If already the first email has to be encrypted, one must first somehow get to the public key of the other - this works either through a PKI (for PGP e. g. through so-called "Public Key Servers") or more simply by storing these keys e. g. on the homepage (for PGP best in ASCII format, for S/MIME in DER or PEM format) - example: PGP and S/MIME.

In this case the key has to be imported manually, insofar it is easier if A simply asks B for a signed email.

After installing their own certificates and activating the function, modern email clients sign and encrypt/decrypt automatically without any further action on the part of the sender and recipient, and only display the result (valid or not valid). I. e. after a relatively small configuration effort the sending and receiving runs as usual, only one gets also with each email then indicated whether everything is o. k. and with encrypted emails one can be sure that these can't be read by anyone else, encrypted emails to the own address cannot be read thus also e. g. by the administrators. If the certificate gets lost (replacement of computer!) or one forgets the associated password, then this information can't be read any longer.

Unfortunately, however, some (webmail) clients (GMX?) can't really handle this and instead of showing an icon for a valid signature, these clients display an attachment they can't open - so if you are addressed to an attachment smime.p7s that can't be opened, point out your digital signature!


Verification of TCS Certificates with Thunderbird

In order for Thunderbird to automatically verify these signatures, you may first need to confirm in the certificate manager that you accept these GÉANT certificates for email signature.

  • If you have requested a certificate yourself as above, then the other necessary certificates are also already in your certificate store, but you may now have to explicitly accept the certificates.
  • If you do not use a GÉANT certificate yourself, but want to accept those of other users, you must first install the GÉANT certificate hierarchy.

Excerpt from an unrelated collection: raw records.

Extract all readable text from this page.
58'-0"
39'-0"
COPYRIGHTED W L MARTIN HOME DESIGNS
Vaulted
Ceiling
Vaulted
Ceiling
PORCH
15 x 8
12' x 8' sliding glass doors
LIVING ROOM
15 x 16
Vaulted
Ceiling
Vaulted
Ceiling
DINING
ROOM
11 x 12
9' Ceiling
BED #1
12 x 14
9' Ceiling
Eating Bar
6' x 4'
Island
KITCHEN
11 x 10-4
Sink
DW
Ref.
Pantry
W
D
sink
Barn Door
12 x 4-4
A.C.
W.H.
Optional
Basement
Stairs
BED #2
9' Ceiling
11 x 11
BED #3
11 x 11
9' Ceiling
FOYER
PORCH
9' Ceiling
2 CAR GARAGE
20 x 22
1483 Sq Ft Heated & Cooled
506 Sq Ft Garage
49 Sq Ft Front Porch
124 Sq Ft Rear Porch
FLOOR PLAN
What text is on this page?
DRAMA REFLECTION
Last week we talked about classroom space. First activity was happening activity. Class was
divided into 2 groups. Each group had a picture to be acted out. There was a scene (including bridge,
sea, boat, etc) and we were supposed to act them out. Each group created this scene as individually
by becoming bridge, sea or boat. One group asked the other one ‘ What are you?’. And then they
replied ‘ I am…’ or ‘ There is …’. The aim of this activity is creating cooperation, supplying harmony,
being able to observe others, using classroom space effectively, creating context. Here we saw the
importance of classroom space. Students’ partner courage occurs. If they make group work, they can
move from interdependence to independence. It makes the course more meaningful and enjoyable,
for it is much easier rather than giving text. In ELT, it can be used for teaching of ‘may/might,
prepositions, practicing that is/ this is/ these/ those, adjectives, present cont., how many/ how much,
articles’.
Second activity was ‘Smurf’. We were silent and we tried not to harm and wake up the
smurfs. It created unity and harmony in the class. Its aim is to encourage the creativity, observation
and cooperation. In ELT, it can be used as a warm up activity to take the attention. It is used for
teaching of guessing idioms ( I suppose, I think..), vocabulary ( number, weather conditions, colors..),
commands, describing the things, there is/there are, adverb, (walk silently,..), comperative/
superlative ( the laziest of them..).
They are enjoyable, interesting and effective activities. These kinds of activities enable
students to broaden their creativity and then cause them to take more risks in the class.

To do this, also download the corresponding intermediate certificates (e. g. "C=NL, O=GEANT Vereniging, CN=GEANT Personal CA 4" → under " ID" is the ID "2475255043" → "Download Certificate: PEM"), switch in Thunderbird e. g. via the account management to the S/MIME Security section and select "Manage certificates …". There you import the downloaded certificate, which you now have to accept for emails.

To accept the certificates for email, switch to the "Certificate Authorities" tab in the certificate management and select the "GÉANT Personal CA" via "The USERTRUST Network". Via "Edit Trust…" you then confirm that you accept these certificates for email.

Your email client should then show you whether an email is encrypted or just signed and whether the signature is correct.
If a signature is displayed as invalid, this can have several causes. You can find out the details by clicking on the corresponding icon.
Possible reasons can be e. g.:

  • an expired certificate,
  • a certificate that does not match the sender's certificate,
  • a certificate that your email program does not recognize or that you (or your email client) do not trust, or else
  • if the email has been modified after it was sent.

Critical in the first place is if the email has been changed afterwards, but this cannot be checked for HTML emails with external content.